Política

Acusado de estupro, prefeito de Santa Luzia é solto por decisão da Justiça

23/01/2017
Acusado de estupro, prefeito de Santa Luzia é solto por decisão da Justiça

Mesmo preso, Edson Mateus foi diplomado prefeito e chegou a tomar posse no dia 1º de janeiro, mas não vinha exercendo o cargo por se encontrar preso no quartel do Corpo de Bombeiros em Maceió. A defesa do prefeito alegou que a juíza seria incompetente para determinar a prisão de Edson Mateus em virtude de o suposto crime ter acontecido em uma chácara localizada em Maceió e não em Santa Luzia do Norte, argumento esse que foi acatado pelo desembargador José Carlos Malta.
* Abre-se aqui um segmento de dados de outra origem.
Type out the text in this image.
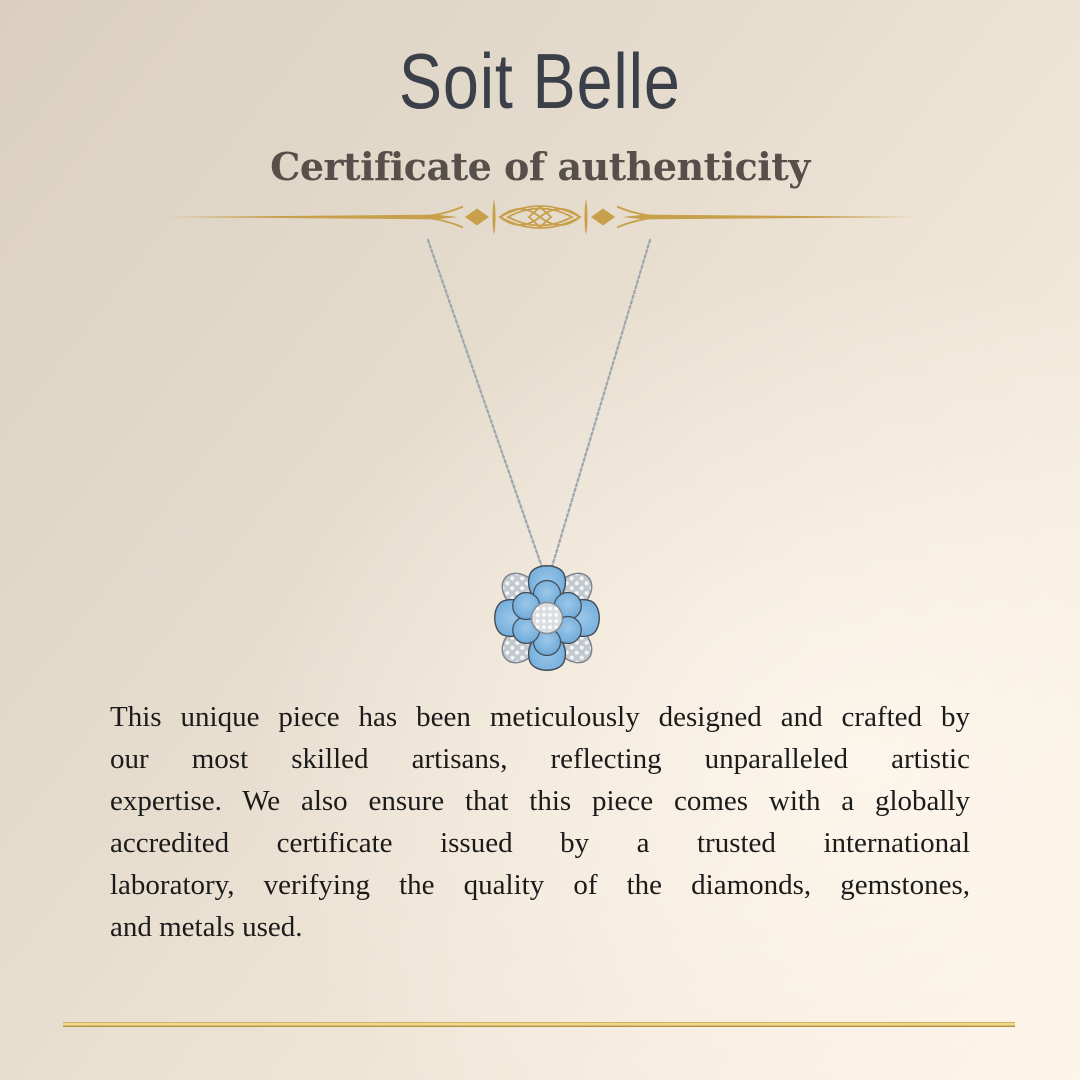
Soit Belle
Certificate of authenticity
This unique piece has been meticulously designed and crafted by
our most skilled artisans, reflecting unparalleled artistic
expertise. We also ensure that this piece comes with a globally
accredited certificate issued by a trusted international
laboratory, verifying the quality of the diamonds, gemstones,
and metals used.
Com a decisão, o prefeito Edson Mateus deve assumir o cargo em Santa Luzia do Norte. Mas, conforme a decisão do desembargador, ele pode voltar a ser preso caso algum juiz de uma das varas da capital competente para tal feito venha a decretar novamente sua prisão pelo crime do qual é acusado. Um boletim de cadastro de imóveis fornecido pela prefeitura de Maceió confirma que a chácara onde o crime ocorreu fica no bairro do Rio Novo, em Maceió.

Durante o período eleitoral foram cumpridos mandados de busca e apreensão no aparelho celular do prefeito eleito, onde foram encontradas imagens e vídeos que comprovam o crime.

Abaixo trechos da decisão do desembargador

"Decido. Muito embora a prisão preventiva decretada em desfavor do paciente seja bem fundamentada e fulcrada nos pressupostos legais do art. 312 do Código de Processo Penal, o artigo 648, inciso III do Código de Ritos preconiza, verbis: Art. 648. A coação considerar-se-á ilegal: III - quando quem ordenar a coação não tiver competência para fazê-lo; Portanto, induvidoso que, diante da leitura do preceptivo legal mencionado, tendo o suposto delito ocorrido na Comarca de Maceió, é territorialmente incompetente o Juízo da Comarca de Santa Luzia do Norte para apreciar e/ou decretar qualquer medida constritiva".

"O regramento do artigo 567 do Código de Processo Penal é de que a incompetência do juízo anula os atos decisórios proferidos pela autoridade judicial reconhecidamente incompetente. E, sem dúvida, a decretação da prisão cautelar constitui ato decisório, consoante os termos do dispositivo epigrafado. Portanto, evidencia-se que o decreto judicial de prisão preventiva, emanado de autoridade judiciária incompetente, configura situação de injusta constrição da liberdade individual, inclusive porque é insuscetível de ratificação, pelo fato de constituir ato revestido de caráter decisório".

Por essas razões, reconsidero a decisão proferida anteriormente, determinando a expedição de alvará de soltura em favor do paciente, se por outro motivo não estiver preso e, ainda, sem prejuízo de que venha a ser novamente decretada sua prisão mas pelo juízo competente. Remetam-se os autos à consideração da Procuradoria Geral de Justiça para, caso entenda necessário, emitir novo parecer, voltando-me, em seguida, conclusos. Publique-se. Intimem-se. Cumpra-se. Utilize-se cópia da presente decisão como álvara de soltura. Maceió, 20 de janeiro de 2017 Des. José Carlos Malta Marques, relator".